When OpenAI released o1 in September 2024, the benchmark improvements on mathematics and coding were striking. Not incremental: substantial. The difference between o1 and GPT-4 on competition mathematics was the difference between an average student and an expert. The key was the model reasoning before answering.
Chain-of-thought reasoning had been known to improve performance since 2022. But o1 took this to a different level: the model was trained specifically to reason through problems in an extended internal process before producing a response. This reasoning was not shown to users but it happened, and its duration was proportional to problem difficulty. For hard problems, the model might reason for thirty seconds or more before responding.
The practical implications took time to understand. For tasks where o1 was better, it was substantially better: multi-step mathematics, complex coding tasks, reasoning about edge cases in specifications. For tasks where GPT-4 was adequate (writing, summarisation, simple coding, conversation), o1 offered little improvement at significantly higher cost and latency.

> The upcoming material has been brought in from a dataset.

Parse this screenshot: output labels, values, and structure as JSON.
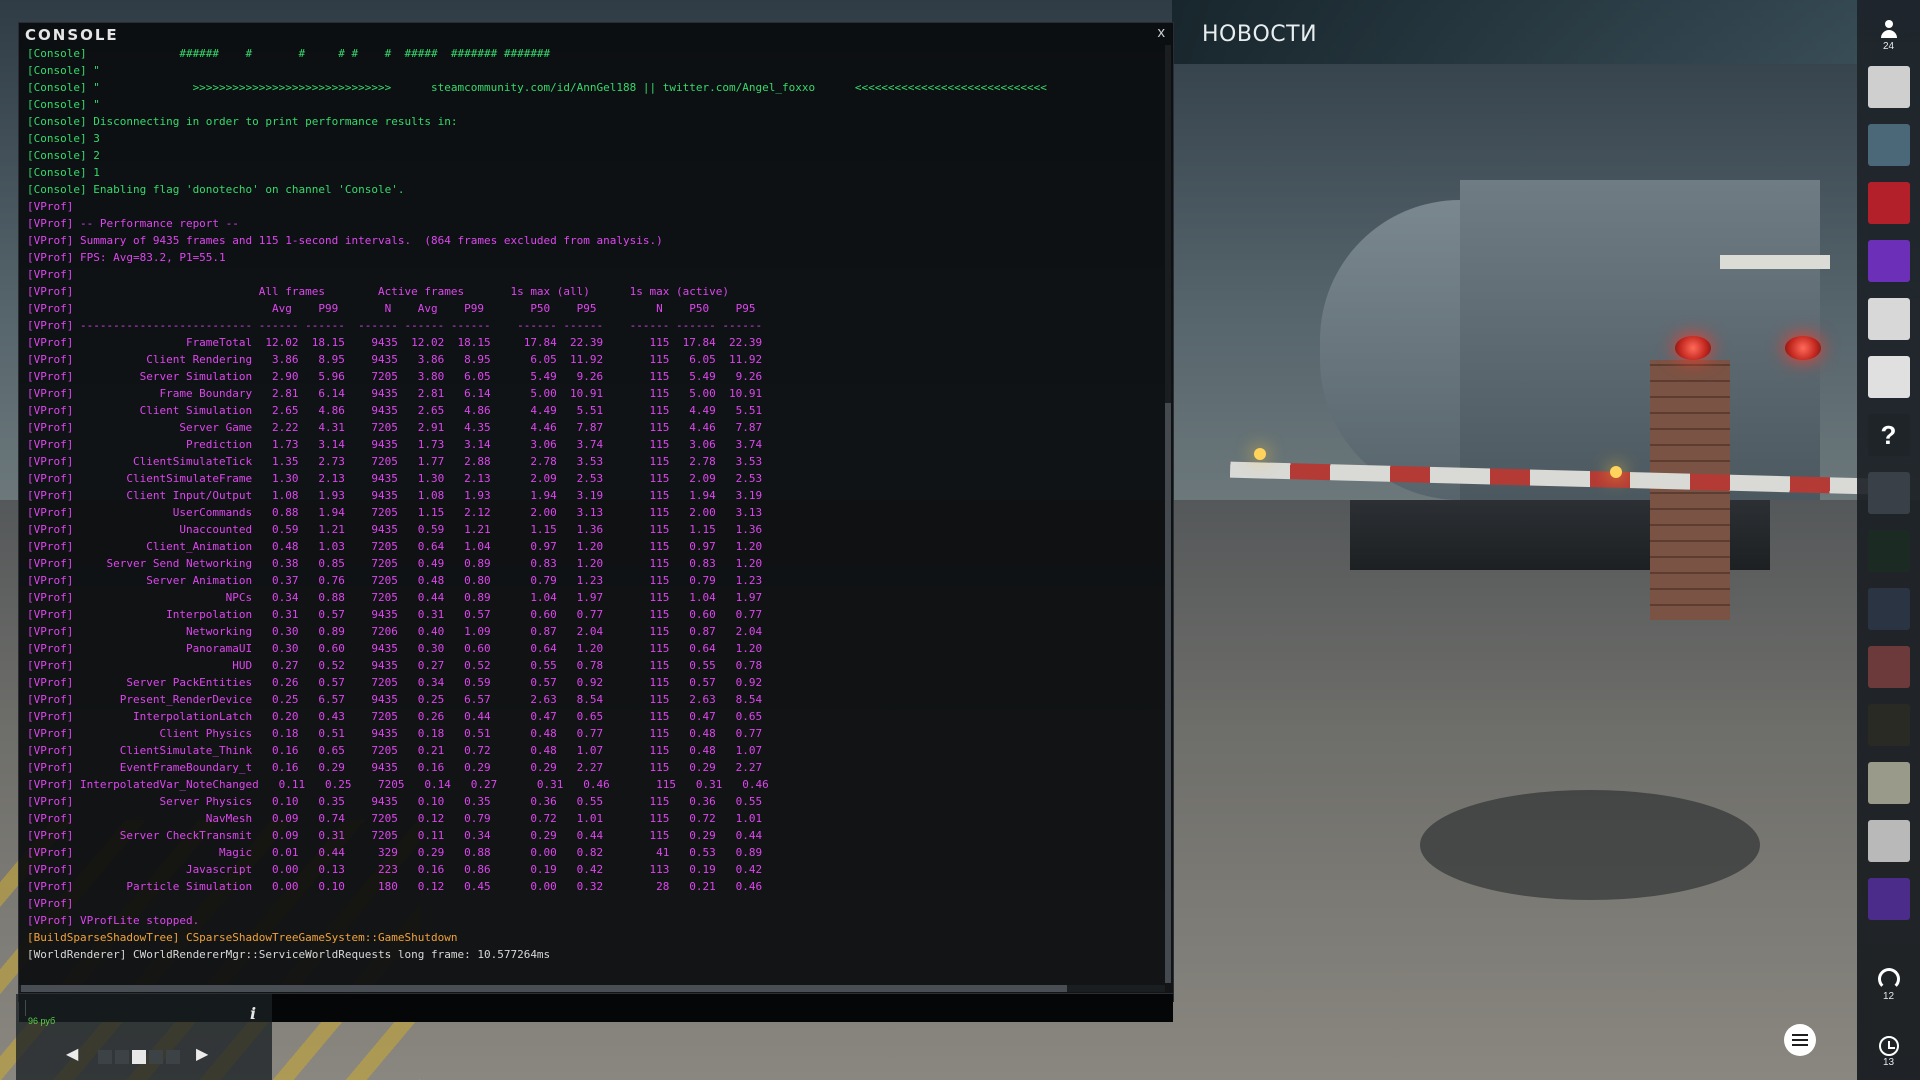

DeepSeek R1, released in January 2025 by the Chinese AI lab DeepSeek, was significant for a different reason. It matched or exceeded o1 performance on many benchmarks at a fraction of the training cost, and was released as an open-weights model. The efficiency of DeepSeek's training raised serious questions about whether the enormous compute investments of OpenAI and Anthropic were necessary for frontier performance.
The reasoning model pattern has clarified what kind of problems benefit from extended reasoning: problems with objectively verifiable correct answers, where intermediate steps can be checked, and where the answer space is constrained. Proof verification, code correctness, formal logical arguments.
The problems that do not obviously benefit from reasoning models: tasks that require creativity rather than correctness, tasks where there is no clear right answer, tasks where speed matters more than accuracy.
For AI engineering practice, reasoning models introduced new considerations. You could not always predict how long a reasoning model would take to respond. The cost of a single query could be much higher than a standard model. But for specific hard problems, the improvement in quality was worth the cost and the engineering challenge was designing systems that used reasoning models selectively.